Everyone knows what it's like… you've got stack of postcards, a head full of great experiences and even with all your best intentions, you just get too caught up in what you're doing to write it all down and pop them in the mail.

Well writing posts can be the same way, so here's a belated summary of the last six months in India and Brazil.

Side Effects - A Day in the Community

"I'd love to hear your impressions," Theresa said to me as we boarded the bus outside of Rocinha, "about what you think of the communities here vs. where you lived in Kenya." Here was Rio de Janiero, Brazil and in Kenya was Kibera, a million-person shantytown in Nairobi, where I had just spent the previous three months living and working. Theresa and I were catching a bus to the outskirts of Rio for a visit with local community leaders and to spend a "Day in the Community", a regular event that brings together children and neighbors from six of Rio's favelas, Brazil's illegal communities. Theresa and I found a seat as the bus lurched forward and I sat there wondering about her request. What preconceptions had living in an African slum given me about a South American one?

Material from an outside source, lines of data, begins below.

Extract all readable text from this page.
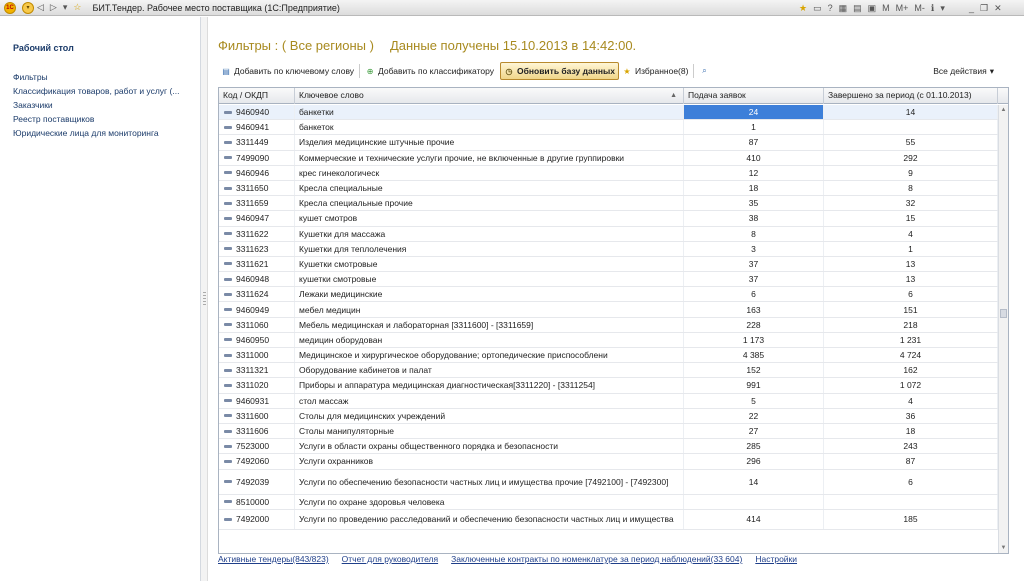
1C	▾ ◁ ▷ ▾ ☆	БИТ.Тендер. Рабочее место поставщика (1С:Предприятие)	★ ▭ ? ▦ ▤ ▣ M M+ M- ℹ ▾	_ ❐ ✕
Рабочий стол
Фильтры
Классификация товаров, работ и услуг (...
Заказчики
Реестр поставщиков
Юридические лица для мониторинга
Фильтры : ( Все регионы ) Данные получены 15.10.2013 в 14:42:00.
▤ Добавить по ключевому слову ⊕ Добавить по классификатору ◷ Обновить базу данных ★ Избранное(8)	⌕	Все действия ▾
Код / ОКДП	Ключевое слово	▲	Подача заявок	Завершено за период (с 01.10.2013)
9460940	банкетки	24	14
9460941	банкеток	1
3311449	Изделия медицинские штучные прочие	87	55
7499090	Коммерческие и технические услуги прочие, не включенные в другие группировки	410	292
9460946	крес гинекологическ	12	9
3311650	Кресла специальные	18	8
3311659	Кресла специальные прочие	35	32
9460947	кушет смотров	38	15
3311622	Кушетки для массажа	8	4
3311623	Кушетки для теплолечения	3	1
3311621	Кушетки смотровые	37	13
9460948	кушетки смотровые	37	13
3311624	Лежаки медицинские	6	6
9460949	мебел медицин	163	151
3311060	Мебель медицинская и лабораторная [3311600] - [3311659]	228	218
9460950	медицин оборудован	1 173	1 231
3311000	Медицинское и хирургическое оборудование; ортопедические приспособлени	4 385	4 724
3311321	Оборудование кабинетов и палат	152	162
3311020	Приборы и аппаратура медицинская диагностическая[3311220] - [3311254]	991	1 072
9460931	стол массаж	5	4
3311600	Столы для медицинских учреждений	22	36
3311606	Столы манипуляторные	27	18
7523000	Услуги в области охраны общественного порядка и безопасности	285	243
7492060	Услуги охранников	296	87
7492039	Услуги по обеспечению безопасности частных лиц и имущества прочие [7492100] - [7492300]	14	6
8510000	Услуги по охране здоровья человека
7492000	Услуги по проведению расследований и обеспечению безопасности частных лиц и имущества	414	185
▲
▼
Активные тендеры(843/823) Отчет для руководителя Заключенные контракты по номенклатуре за период наблюдений(33 604) Настройки
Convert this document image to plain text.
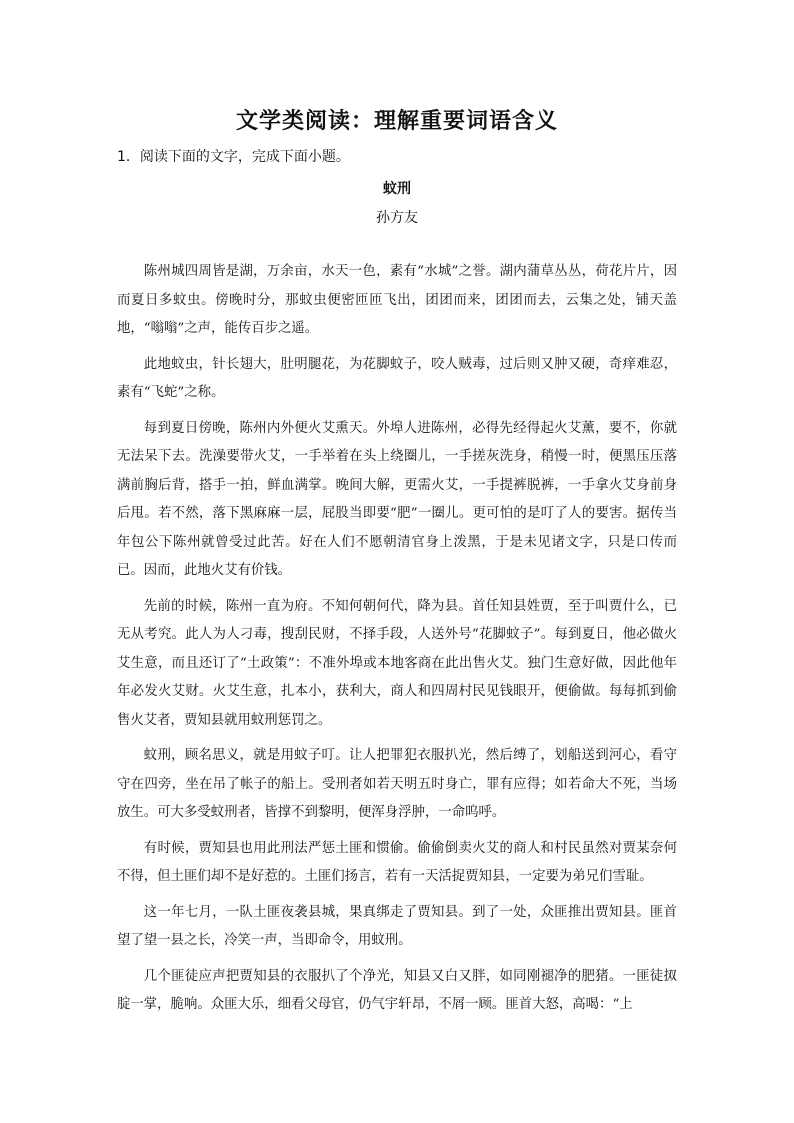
文学类阅读：理解重要词语含义
1．阅读下面的文字，完成下面小题。
蚊刑
孙方友

陈州城四周皆是湖，万余亩，水天一色，素有“水城”之誉。湖内蒲草丛丛，荷花片片，因而夏日多蚊虫。傍晚时分，那蚊虫便密匝匝飞出，团团而来，团团而去，云集之处，铺天盖地，“嗡嗡”之声，能传百步之遥。

此地蚊虫，针长翅大，肚明腿花，为花脚蚊子，咬人贼毒，过后则又肿又硬，奇痒难忍，素有“飞蛇”之称。

每到夏日傍晚，陈州内外便火艾熏天。外埠人进陈州，必得先经得起火艾薰，要不，你就无法呆下去。洗澡要带火艾，一手举着在头上绕圈儿，一手搓灰洗身，稍慢一时，便黑压压落满前胸后背，搭手一拍，鲜血满掌。晚间大解，更需火艾，一手提裤脱裤，一手拿火艾身前身后甩。若不然，落下黑麻麻一层，屁股当即要“肥”一圈儿。更可怕的是叮了人的要害。据传当年包公下陈州就曾受过此苦。好在人们不愿朝清官身上泼黑，于是未见诸文字，只是口传而已。因而，此地火艾有价钱。

先前的时候，陈州一直为府。不知何朝何代，降为县。首任知县姓贾，至于叫贾什么，已无从考究。此人为人刁毒，搜刮民财，不择手段，人送外号“花脚蚊子”。每到夏日，他必做火艾生意，而且还订了“土政策”：不准外埠或本地客商在此出售火艾。独门生意好做，因此他年年必发火艾财。火艾生意，扎本小，获利大，商人和四周村民见钱眼开，便偷做。每每抓到偷售火艾者，贾知县就用蚊刑惩罚之。

蚊刑，顾名思义，就是用蚊子叮。让人把罪犯衣服扒光，然后缚了，划船送到河心，看守守在四旁，坐在吊了帐子的船上。受刑者如若天明五时身亡，罪有应得；如若命大不死，当场放生。可大多受蚊刑者，皆撑不到黎明，便浑身浮肿，一命呜呼。

有时候，贾知县也用此刑法严惩土匪和惯偷。偷偷倒卖火艾的商人和村民虽然对贾某奈何不得，但土匪们却不是好惹的。土匪们扬言，若有一天活捉贾知县，一定要为弟兄们雪耻。

这一年七月，一队土匪夜袭县城，果真绑走了贾知县。到了一处，众匪推出贾知县。匪首望了望一县之长，冷笑一声，当即命令，用蚊刑。

几个匪徒应声把贾知县的衣服扒了个净光，知县又白又胖，如同刚褪净的肥猪。一匪徒㧐腚一掌，脆响。众匪大乐，细看父母官，仍气宇轩昂，不屑一顾。匪首大怒，高喝：“上
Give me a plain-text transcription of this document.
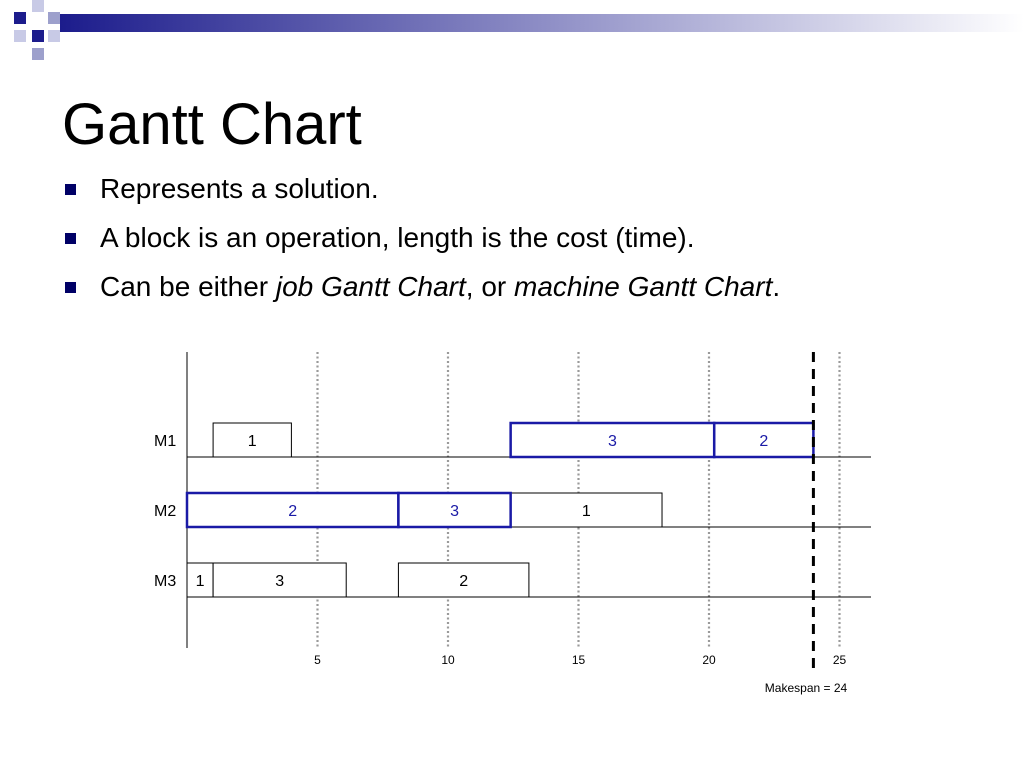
Gantt Chart
Represents a solution.
A block is an operation, length is the cost (time).
Can be either job Gantt Chart, or machine Gantt Chart.
5	10	15	20	25
M1
M2
M3
1
1
1	3	2
3	2
2	3
Makespan = 24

Learning to Swim - Back in Brazil

I've been very happy with how far my Portuguese has come, especially after having been gone from Brazil for so long, yet my ability to communicate here is like being able to swim in a gentle sea, enquanto tudo tá tranquilo, tudo bom! ("While everything is calm, no problem!") But while sitting in on CatComm's open forum, a meeting for feedback from community partners and constituents, I experienced a very different world of linguistic aquatics; visualize the crashing waves at Ipanema, Brazil's most famous of beaches, where the people are beautiful but the weak stay out of the water.

Last night, a dozen of us met inside the Casa do Gestor Catalisador, CatComm's home and technology hub in Rio, located on the edge of the downtown, in a historic district by the bay and the center of the old slave trade. Around us on the Casa walls, on mounted wood or printed t-shirts, hung windows into the world of the favelas, the works of Brazilian photographer Maurício Hora, a man with an incredible capacity to capture the spirit of place on film. Maurício sat to my left, Theresa to my right, the rest were spread out in a circle around the room, community leaders and artists, passionate Brazilians all; not quite what my beach and bar Portuguese had prepared me for.